Trust, a major factor in all close relationships, is missing in alcoholic homes. In a healthy home, trust is basic to relating. A grasp of reality, another important factor in relationships, is either distorted in alcoholic homes, or subject to rapid changes. In a healthy family, reality is not denied or ignored. It is validated and consistent.

Discipline in an alcoholic home is irrational and inconsistent, but in the healthy home it's rational and consistent. When it comes to reinforcement and emotional support, these important items are given short shrift in the alcoholic setting. In the healthy family they are consistent and predictable.

Personal development is interrupted in the alcoholic home, but in a healthy family the child proceeds through developmental tasks in an orderly way. Also, role models in the alcoholic home are inappropriate for sex and age, whereas in the healthy home they are age and sex appropriate.

Parents in alcoholic homes express themselves inappropriately, and tend to be restricted or excessive. And the feelings of the children are not expressed because they are not honored and may even be prohibited. In a healthy family feelings are expressed appropriately

What about abuse? Abuse of all kinds is common in alcoholic homes: physical, sexual, verbal, emotional, and spiritual. In a healthy family, interactions are not abusive. Instead, an atmosphere of love prevails.

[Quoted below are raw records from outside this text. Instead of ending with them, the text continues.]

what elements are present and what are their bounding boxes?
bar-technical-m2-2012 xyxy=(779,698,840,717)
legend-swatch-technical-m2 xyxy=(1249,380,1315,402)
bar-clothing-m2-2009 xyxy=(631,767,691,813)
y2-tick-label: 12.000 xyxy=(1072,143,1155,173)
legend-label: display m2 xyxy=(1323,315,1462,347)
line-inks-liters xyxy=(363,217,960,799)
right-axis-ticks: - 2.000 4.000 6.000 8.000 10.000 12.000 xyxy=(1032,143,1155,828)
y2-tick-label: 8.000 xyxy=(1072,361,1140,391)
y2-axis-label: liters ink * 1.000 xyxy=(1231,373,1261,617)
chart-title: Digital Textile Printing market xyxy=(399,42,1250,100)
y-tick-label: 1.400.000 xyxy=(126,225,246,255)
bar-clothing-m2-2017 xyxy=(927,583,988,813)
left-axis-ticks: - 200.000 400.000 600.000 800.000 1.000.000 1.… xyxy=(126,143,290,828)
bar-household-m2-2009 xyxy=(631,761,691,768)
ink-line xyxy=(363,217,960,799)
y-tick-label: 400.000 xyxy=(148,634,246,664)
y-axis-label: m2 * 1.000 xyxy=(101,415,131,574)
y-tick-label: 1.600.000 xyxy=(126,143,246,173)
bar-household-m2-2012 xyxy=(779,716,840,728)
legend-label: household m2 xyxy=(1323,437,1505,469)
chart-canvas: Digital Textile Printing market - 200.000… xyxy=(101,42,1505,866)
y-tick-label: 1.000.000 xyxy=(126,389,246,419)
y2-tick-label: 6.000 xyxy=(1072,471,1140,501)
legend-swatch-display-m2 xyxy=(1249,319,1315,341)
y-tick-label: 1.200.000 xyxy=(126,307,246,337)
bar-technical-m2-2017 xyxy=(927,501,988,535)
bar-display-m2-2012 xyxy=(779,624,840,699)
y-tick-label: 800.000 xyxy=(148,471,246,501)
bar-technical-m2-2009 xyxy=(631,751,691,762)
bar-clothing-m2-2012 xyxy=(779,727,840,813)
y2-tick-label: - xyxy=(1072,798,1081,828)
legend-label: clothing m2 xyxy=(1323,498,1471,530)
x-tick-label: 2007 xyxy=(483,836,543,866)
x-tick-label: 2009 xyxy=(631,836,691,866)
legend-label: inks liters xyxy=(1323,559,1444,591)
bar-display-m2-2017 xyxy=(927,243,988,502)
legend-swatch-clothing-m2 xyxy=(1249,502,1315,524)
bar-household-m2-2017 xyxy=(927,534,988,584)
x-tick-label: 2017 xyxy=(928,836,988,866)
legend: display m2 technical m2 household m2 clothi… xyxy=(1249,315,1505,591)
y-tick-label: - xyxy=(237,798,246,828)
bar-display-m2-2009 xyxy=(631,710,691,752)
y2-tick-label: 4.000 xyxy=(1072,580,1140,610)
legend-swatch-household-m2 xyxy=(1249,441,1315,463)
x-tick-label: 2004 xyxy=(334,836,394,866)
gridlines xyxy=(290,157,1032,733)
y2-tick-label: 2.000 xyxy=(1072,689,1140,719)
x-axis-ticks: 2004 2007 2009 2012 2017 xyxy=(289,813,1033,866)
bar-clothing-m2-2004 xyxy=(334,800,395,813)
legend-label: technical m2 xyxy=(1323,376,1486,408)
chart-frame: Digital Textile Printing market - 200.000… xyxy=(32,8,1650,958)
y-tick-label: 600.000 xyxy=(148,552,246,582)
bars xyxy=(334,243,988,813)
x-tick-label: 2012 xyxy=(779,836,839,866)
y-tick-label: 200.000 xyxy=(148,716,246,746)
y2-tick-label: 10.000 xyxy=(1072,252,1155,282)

Now that you've looked at some of the differences between the alcoholic family and the healthy family, is it any wonder that adults raised in alcoholic homes have serious problems in close relationships?

Also, here's something to think about. Somewhere between ten and twenty percent of families in America are troubled by alcoholism and alcohol-related problems. So, as one generation breeds another, there's a high probability that many new alcoholics will emerge in existing alcoholic families. And they are at high risk for relationship problems.

Even those children who do not become alcoholics will be carrying the unhealthy results of living in alcoholic homes. So, when they reach adulthood, if not sooner, they will be attracted to what is familiar, and will probably link up with another alcoholic or adult child. The end result? Problems in relationships.

What kinds of problems? Destructive relationships, emotional and physical abuse, broken relationships, neglected and abandoned children, financial stress, physical ailments, and mental disease.

Left untreated, ACOAs are at risk for many problems in their lives. But sessions with a knowledgeable therapist can help. And so can involvement in Al-Anon's meetings for adult children of alcoholics (ACOAs).